Young man looking out over the lake, from Stranger By The Lake

Gay Netflix Review: Stranger by the Lake

What do you do when you see a man kill someone at a cruising spot?  Why, try to date him, of course.  That’s the central conceit of this French gay thriller.  Our boy Franck, a nice handsome young man, is a regular at the nude beach at a lake in France.  Most of his afternoons are spent there relaxing and chatting up some of the other men at the beach (yes, there’s a ton of nudity), and every once in a while sneaking off into the bushes with someone (including a couple of really graphic scenes that I’m surprised made it onto Netflix).

All is fun in the sun until one day he observes two men from a distance as they splash around a bit in the water, and then, ya know, one murders the other by holding his head underwater.  Franck’s motivations after this are a bit opaque in a French film sort of way, but for a while it works to create tension.  Instead of immediately turning him in to the police, Franck is intrigued with the sexy man with an ’80s pornstache and tries to get close to him.  He knows very well how dangerous the man is but is drawn to him anyway.

Franck avoiding telling the police anything

As a thriller, most of it works pretty well… until near the end.  Because, you see, this is not a simple thriller, but an extremely unsubtle morality play about the dangers of bareback sex.  It is made clear that our protagonist has unprotected sex and we are to draw a line from this behavior to his other potentially self-destructive behavior.  And at some point the Moral of the Story takes over and leaves the thriller behind.  Though the tension of a thriller remains, the story abandons the logic and character motivation of a thriller and wanders deeper into allegory.  The end does not make sense unless we have this moral in mind.
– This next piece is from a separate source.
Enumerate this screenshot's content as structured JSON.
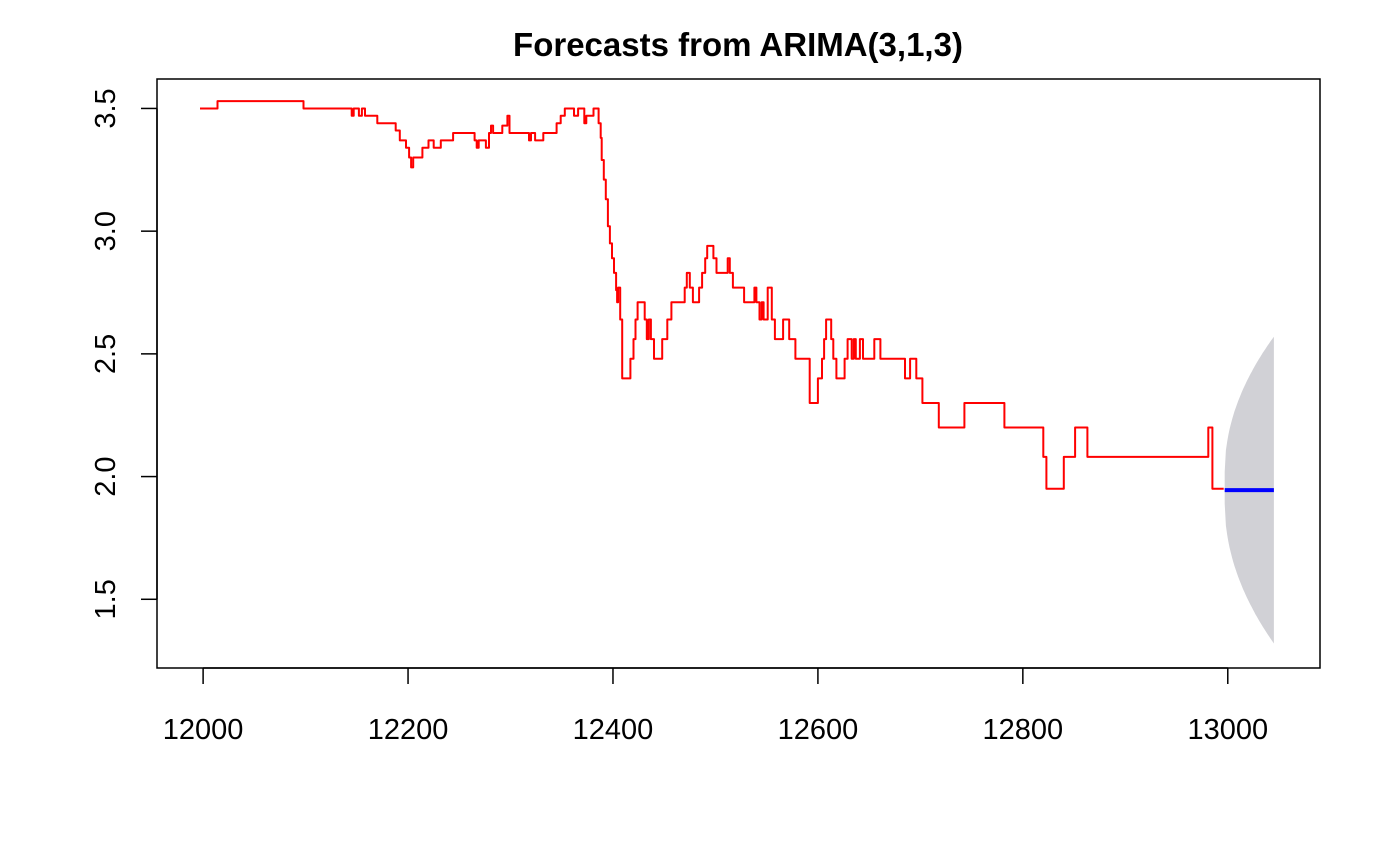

And here’s where I get annoyed.  The implication is: unprotected sex equals HIV and HIV equals death, so if you have risky sex it’s the same as dating a serial killer.  Not exactly a nuanced position to take and potentially harmful if it adds to the problem of HIV stigmatization.  To be fair, I’m not sure if I’m oversimplifying its message or if its message is oversimple, but either way I felt lectured.

The film-making itself is good, though, and there are moments of real suspense.  I just wish it didn’t drown me in its dubious message.